Michael Jenkins, Utah State University associate professor of disturbance/wildfire ecology, says there is good evidence that rising temperatures will boost the available fire "fuel load" by killing trees, particularly conifers. In addition, heat and low humidity are conducive to blazes.

"Given that the climate is warming, fuels are drying and it's stressing plants," Jenkins explained. "I think that has been reflected in the number of acres burned per year over the last 10 or maybe 20 years."

Jenkins also pointed to intensive firefighting practices that suppress blazes quickly, but boost the "fuel load" by sparing vegetation that would have burned. As a result, when fires do get out of control, they find plenty of shrubs, grasses and trees to feed them.
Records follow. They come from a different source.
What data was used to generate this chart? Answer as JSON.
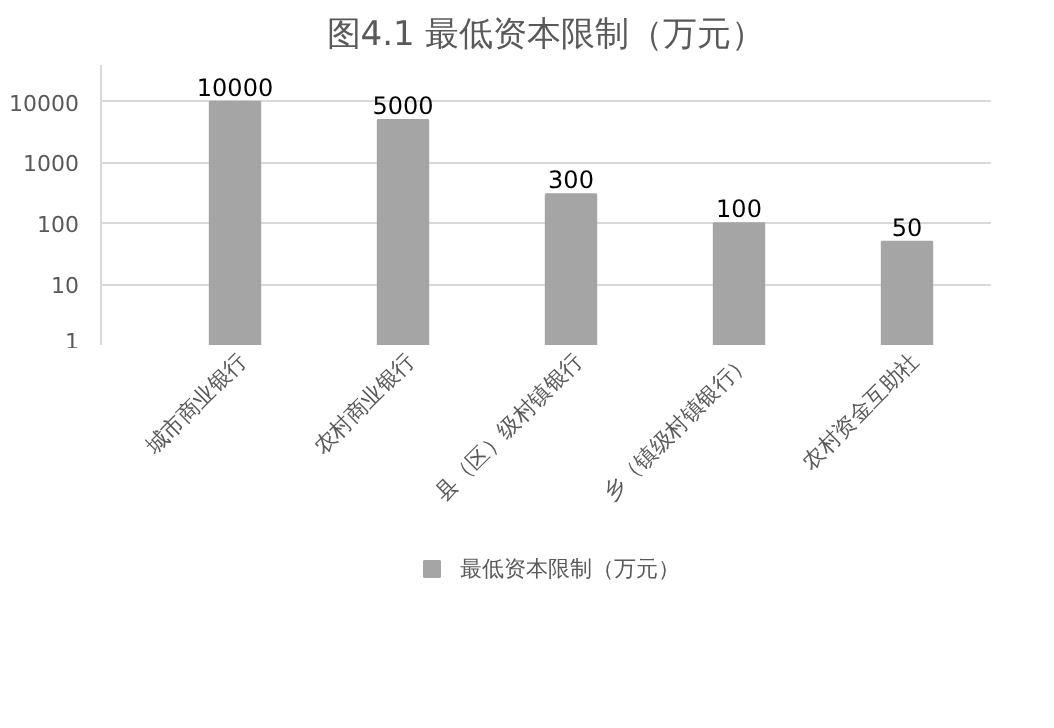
{
  "chart_data": {
    "type": "bar",
    "title": "图4.1 最低资本限制（万元）",
    "categories": [
      "城市商业银行",
      "农村商业银行",
      "县（区）级村镇银行",
      "乡（镇级村镇银行）",
      "农村资金互助社"
    ],
    "series": [
      {
        "name": "最低资本限制（万元）",
        "color": "#a5a5a5",
        "values": [
          10000,
          5000,
          300,
          100,
          50
        ]
      }
    ],
    "log": "y",
    "ylim": [
      1,
      40000
    ],
    "yticks": [
      1,
      10,
      100,
      1000,
      10000
    ],
    "grid": "y",
    "legend": "bottom",
    "data_labels": true
  }
}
The situation can get particularly bad when flammable invasive plants take over an area.

In central Utah's Milford Flat, extensive cheat grass provided perfect conditions for the largest blaze in state history. During July 2007, the wildfire consumed 363,052 acres or 567 square miles and destroyed two structures. A pair of motorcyclists died in a crash caused by smoke billowing over I-15.

Studies from the U.S. Geological Survey have shown that fire can further enhance "the establishment and spread of cheat grass" by killing perennial plants.

All of these factors point to a future of bigger, more costly fires; but while the overall trend is up, Utah has gotten off relatively easy in 2010.

The National Interagency Fire Center reports that there have been 904 blazes this year, burning 12,302 acres. By comparison, 112,753 acres were scorched in 2009 and 620,730 during 2007's record-breaking fire season.

Currently, there are seven fires scattered across the state, including one near Herriman that began after machine-gun exercises at nearby Camp Williams.

"For as dry as it's been, it's been an unusually calm fire season," said Jenkins, who theorized that a low number of lightning strikes is behind the statistic. Roughly two-thirds of the fires in the Intermountain area are lightning caused.

Jenkins added that homeowners who live near an "wildland/urban interface" should take steps to protect their property by using fire-resistant building materials and creating a vegetation-free space around the structure.